Apache Ozone: Multi-Protocol aware system handles both Files and Objects efficiently

Rakesh Radhakrishnan, Mukul Kumar Singh

English Session 2022-07-29 14:10 GMT+8  (ROOM : B) #bigdata

Apache Ozone is a distributed, scalable and a high performance object store that can scale to billions of objects of varying sizes. Apache Ozone object store recently implemented a multi-protocol aware bucket feature, where a single Ozone cluster with the capabilities of both Hadoop Core File System (“HCFS”) and Object Store (like Amazon S3) features. In this talk we will deep dive into the unified and extensible architectural design in Ozone representing directories, files, objects and buckets that allows interoperability between hierarchical file system and object store protocol. Basically, this multi-protocol capability will be attractive to systems that are primarily oriented towards File System - like workloads, but would like to add some Object Store feature support. For example, a user can ingest data into Ozone using FileSystem API, and the same data can be accessed via Ozone S3 API(Amazon S3 implementation). This would potentially improve the efficiency of the user platform with on-prem Object Store. Furthermore, data stored in Ozone can be shared for various use cases, eliminating the need for data duplication, which in turn reduces risk and optimises resource utilisation. Finally, we will also talk about the roadmap to leverage this new design to introduce a hash based locking mechanism to allow more concurrent metadata namespace operations(mixture of write and read) by replacing the global bucket level lock.

Speakers:


Rakesh Radhakrishnan: Cloudera Private Limited, Staff Software Engineer, Rakesh Radhakrishnan is a committer and a PMC in Apache Ozone, Hadoop, ZooKeeper projects and primarily focusing on open source big data technologies. Rakesh is currently working at Cloudera and actively contributing on the Apache Ozone project. He has more than 15 years of experience in large scale Distributed Software Platforms design and development. Prior to joining Cloudera, he worked as a Big Data Software Engineer in Intel Corporation.

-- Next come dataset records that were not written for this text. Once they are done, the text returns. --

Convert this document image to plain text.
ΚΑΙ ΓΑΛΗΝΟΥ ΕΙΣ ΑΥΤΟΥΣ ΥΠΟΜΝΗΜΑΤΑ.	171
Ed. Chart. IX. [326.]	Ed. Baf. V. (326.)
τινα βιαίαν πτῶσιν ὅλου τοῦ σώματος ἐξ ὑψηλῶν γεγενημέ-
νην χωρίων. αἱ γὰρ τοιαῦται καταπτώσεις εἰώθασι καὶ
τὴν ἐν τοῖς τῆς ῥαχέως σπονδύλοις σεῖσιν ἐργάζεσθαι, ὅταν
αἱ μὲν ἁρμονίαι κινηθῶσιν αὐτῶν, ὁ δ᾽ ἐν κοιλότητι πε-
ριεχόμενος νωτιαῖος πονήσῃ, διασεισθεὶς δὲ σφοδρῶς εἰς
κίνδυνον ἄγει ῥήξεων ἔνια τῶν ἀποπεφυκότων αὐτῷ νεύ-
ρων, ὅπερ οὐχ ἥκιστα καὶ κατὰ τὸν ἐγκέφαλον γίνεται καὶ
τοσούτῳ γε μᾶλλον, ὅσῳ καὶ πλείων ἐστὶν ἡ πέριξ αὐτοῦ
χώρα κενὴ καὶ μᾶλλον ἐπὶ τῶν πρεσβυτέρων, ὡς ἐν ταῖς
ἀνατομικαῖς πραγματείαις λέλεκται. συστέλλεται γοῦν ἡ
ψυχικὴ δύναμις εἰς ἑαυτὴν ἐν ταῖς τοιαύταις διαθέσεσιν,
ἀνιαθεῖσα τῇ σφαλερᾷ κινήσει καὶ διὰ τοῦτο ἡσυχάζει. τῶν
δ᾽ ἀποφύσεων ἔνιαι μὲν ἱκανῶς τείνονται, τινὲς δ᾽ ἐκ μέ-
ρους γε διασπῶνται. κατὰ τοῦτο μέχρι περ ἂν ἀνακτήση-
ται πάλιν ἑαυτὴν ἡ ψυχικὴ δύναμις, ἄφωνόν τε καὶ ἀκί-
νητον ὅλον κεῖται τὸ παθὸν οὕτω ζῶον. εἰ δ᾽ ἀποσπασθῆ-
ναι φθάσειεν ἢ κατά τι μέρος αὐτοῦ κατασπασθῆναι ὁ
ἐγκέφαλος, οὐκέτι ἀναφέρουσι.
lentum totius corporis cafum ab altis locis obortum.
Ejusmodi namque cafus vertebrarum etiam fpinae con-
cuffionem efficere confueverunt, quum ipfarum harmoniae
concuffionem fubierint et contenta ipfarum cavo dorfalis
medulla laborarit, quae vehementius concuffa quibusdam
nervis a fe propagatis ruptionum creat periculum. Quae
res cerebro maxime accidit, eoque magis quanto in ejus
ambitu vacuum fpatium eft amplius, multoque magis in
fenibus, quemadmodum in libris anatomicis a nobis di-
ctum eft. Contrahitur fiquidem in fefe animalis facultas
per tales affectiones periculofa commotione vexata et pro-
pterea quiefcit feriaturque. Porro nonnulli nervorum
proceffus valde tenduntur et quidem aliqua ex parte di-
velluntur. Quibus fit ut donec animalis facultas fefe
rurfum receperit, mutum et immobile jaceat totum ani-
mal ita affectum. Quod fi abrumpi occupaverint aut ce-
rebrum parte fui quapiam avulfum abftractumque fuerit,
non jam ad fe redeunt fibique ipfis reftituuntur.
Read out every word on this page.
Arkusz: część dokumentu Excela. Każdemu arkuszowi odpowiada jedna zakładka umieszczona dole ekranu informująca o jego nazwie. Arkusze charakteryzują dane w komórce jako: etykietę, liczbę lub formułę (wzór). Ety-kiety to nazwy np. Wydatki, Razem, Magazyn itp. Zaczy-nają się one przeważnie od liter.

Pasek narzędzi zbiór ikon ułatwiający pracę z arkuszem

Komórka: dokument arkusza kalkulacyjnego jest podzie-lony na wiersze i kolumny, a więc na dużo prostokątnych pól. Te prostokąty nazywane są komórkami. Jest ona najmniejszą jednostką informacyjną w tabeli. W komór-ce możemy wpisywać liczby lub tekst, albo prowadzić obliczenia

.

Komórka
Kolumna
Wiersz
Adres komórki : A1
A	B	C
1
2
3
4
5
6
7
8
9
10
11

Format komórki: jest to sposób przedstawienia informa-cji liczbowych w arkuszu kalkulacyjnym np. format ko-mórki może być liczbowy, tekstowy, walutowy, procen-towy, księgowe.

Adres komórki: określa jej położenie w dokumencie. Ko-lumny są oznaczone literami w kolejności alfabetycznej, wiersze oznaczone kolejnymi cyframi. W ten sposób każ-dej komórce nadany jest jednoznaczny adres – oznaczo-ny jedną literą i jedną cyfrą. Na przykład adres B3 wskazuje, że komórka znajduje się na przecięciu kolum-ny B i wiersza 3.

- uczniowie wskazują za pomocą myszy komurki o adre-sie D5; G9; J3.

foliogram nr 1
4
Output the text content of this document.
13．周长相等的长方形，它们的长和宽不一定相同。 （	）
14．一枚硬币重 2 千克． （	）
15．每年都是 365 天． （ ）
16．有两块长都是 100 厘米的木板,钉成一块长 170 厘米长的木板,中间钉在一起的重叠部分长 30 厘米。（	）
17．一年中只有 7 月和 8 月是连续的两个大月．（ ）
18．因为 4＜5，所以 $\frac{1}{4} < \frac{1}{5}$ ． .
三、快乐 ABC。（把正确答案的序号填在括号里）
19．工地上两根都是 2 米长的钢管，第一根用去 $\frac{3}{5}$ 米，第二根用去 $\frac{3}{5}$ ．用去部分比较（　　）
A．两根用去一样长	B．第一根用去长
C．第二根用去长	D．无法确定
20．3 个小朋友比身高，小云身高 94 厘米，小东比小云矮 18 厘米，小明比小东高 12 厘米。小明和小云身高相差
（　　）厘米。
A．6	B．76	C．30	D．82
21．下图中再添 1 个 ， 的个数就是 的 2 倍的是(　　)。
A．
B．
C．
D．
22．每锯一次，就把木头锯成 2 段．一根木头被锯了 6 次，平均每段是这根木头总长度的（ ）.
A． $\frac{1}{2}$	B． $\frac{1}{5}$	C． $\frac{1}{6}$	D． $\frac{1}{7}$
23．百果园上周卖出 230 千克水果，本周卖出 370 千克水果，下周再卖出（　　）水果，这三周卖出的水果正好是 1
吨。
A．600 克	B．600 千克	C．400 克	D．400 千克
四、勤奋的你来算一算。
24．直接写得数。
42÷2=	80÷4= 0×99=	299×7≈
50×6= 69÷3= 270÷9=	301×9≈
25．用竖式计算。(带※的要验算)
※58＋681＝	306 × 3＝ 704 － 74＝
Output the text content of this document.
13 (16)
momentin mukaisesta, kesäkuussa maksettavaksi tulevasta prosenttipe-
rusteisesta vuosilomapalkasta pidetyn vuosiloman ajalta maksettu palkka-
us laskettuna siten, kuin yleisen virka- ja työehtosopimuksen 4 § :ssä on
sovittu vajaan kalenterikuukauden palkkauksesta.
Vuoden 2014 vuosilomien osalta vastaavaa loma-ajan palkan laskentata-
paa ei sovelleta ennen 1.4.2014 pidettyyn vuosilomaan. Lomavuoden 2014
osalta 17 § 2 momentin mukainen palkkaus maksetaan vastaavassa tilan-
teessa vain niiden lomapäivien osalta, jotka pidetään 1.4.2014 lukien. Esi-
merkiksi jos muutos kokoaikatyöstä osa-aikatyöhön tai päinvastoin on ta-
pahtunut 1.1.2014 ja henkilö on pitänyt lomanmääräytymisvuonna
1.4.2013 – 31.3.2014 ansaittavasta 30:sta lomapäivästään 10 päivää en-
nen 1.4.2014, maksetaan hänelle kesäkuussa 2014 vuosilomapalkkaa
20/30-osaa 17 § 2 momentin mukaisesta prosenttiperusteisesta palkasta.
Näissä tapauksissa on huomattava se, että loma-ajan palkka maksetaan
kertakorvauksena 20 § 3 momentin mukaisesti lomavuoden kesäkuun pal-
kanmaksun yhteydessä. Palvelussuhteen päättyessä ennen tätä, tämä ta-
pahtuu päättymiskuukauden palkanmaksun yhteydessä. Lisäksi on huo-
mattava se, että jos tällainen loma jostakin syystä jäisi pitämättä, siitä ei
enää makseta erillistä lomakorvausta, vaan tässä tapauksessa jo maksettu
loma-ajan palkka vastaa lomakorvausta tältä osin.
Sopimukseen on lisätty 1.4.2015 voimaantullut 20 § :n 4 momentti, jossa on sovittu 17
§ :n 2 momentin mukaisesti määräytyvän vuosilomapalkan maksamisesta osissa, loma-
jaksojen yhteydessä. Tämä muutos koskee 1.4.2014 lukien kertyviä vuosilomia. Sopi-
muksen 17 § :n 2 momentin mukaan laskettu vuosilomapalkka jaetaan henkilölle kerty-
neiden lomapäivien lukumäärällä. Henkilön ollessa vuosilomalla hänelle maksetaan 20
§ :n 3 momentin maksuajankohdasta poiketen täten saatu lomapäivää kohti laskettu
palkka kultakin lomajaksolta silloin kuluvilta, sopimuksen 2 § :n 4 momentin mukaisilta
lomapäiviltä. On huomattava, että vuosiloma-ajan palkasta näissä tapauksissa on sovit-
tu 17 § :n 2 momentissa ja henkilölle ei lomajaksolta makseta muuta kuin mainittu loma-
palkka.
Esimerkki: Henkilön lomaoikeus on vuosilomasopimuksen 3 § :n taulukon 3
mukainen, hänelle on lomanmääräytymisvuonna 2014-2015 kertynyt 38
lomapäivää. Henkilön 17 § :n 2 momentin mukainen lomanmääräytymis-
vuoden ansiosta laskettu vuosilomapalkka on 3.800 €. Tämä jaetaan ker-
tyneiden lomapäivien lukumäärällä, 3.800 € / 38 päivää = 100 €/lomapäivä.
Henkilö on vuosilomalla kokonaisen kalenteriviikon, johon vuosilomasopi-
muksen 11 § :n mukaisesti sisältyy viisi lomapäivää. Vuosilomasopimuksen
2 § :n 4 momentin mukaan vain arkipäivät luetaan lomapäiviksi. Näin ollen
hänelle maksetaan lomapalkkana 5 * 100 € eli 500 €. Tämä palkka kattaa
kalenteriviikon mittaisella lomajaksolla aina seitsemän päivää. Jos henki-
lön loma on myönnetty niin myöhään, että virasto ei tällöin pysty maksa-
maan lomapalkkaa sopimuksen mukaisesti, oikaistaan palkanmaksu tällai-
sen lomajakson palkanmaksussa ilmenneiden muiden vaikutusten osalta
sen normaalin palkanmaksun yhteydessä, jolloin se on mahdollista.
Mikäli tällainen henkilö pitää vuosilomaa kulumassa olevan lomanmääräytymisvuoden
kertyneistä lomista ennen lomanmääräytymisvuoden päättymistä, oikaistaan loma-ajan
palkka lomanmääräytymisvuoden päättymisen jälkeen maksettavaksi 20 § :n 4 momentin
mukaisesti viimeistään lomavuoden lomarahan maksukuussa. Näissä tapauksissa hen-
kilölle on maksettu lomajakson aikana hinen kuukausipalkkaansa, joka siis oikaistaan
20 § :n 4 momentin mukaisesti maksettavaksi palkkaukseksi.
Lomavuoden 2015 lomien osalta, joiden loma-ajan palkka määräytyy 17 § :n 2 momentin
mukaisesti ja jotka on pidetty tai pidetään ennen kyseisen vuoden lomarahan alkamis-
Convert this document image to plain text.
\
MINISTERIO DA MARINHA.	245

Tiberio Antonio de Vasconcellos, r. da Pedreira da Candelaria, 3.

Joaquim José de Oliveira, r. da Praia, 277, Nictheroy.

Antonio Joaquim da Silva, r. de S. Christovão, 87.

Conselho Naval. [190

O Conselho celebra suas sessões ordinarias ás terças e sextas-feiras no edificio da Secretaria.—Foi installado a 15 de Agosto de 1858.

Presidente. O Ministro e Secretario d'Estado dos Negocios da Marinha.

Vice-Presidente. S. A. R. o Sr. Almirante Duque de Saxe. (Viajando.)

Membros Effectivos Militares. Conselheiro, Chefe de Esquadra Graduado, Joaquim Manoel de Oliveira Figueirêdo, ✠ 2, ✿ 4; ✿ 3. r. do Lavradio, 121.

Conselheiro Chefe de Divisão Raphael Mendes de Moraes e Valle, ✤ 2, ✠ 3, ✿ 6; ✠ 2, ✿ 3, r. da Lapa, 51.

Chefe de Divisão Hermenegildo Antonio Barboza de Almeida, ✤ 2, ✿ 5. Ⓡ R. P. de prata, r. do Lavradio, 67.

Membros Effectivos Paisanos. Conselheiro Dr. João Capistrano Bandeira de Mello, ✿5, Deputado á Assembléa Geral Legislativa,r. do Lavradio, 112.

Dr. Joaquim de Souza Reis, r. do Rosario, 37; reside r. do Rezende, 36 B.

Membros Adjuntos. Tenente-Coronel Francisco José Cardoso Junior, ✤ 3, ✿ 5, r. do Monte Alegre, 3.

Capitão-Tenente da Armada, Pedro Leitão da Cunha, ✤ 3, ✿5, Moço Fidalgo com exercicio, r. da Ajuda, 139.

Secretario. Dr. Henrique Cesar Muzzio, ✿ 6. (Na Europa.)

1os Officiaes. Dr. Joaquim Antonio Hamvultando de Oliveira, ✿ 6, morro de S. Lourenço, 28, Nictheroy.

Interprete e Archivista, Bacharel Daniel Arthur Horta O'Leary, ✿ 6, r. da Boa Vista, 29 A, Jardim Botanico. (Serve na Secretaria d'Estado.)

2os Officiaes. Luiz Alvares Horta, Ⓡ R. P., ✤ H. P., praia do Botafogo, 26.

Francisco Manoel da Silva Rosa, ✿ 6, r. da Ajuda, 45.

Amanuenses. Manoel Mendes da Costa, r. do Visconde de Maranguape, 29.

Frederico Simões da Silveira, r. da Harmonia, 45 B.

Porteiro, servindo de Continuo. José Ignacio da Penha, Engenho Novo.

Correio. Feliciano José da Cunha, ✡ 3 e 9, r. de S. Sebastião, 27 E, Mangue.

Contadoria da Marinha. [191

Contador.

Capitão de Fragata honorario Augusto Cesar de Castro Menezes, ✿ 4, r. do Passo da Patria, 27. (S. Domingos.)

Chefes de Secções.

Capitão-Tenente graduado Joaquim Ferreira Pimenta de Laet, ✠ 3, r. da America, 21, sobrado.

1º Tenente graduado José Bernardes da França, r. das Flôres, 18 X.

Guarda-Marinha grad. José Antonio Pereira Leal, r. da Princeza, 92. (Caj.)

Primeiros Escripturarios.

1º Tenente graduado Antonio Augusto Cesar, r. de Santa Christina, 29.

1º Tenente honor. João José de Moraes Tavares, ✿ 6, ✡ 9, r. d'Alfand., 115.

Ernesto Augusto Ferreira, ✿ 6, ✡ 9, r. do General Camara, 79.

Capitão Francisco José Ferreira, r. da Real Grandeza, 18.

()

Mukul Kumar Singh: Cloudera Private Limited, Senior Engineering Manager, Mukul is currently working with Cloudera where he is leading the Storage team working on both Apache Ozone and Apache HDFS. He has also been working on Storage Systems and File Systems for 13 years and has played various roles as open source contributor, PMC member, researcher and a software developer. He also has worked with Nimble Storage and NetApp and worked on WAFL and CASL file systems respectively. He graduated from Carnegie Mellon University, where his thesis was on a file system for Shingled Magnetic recording disks.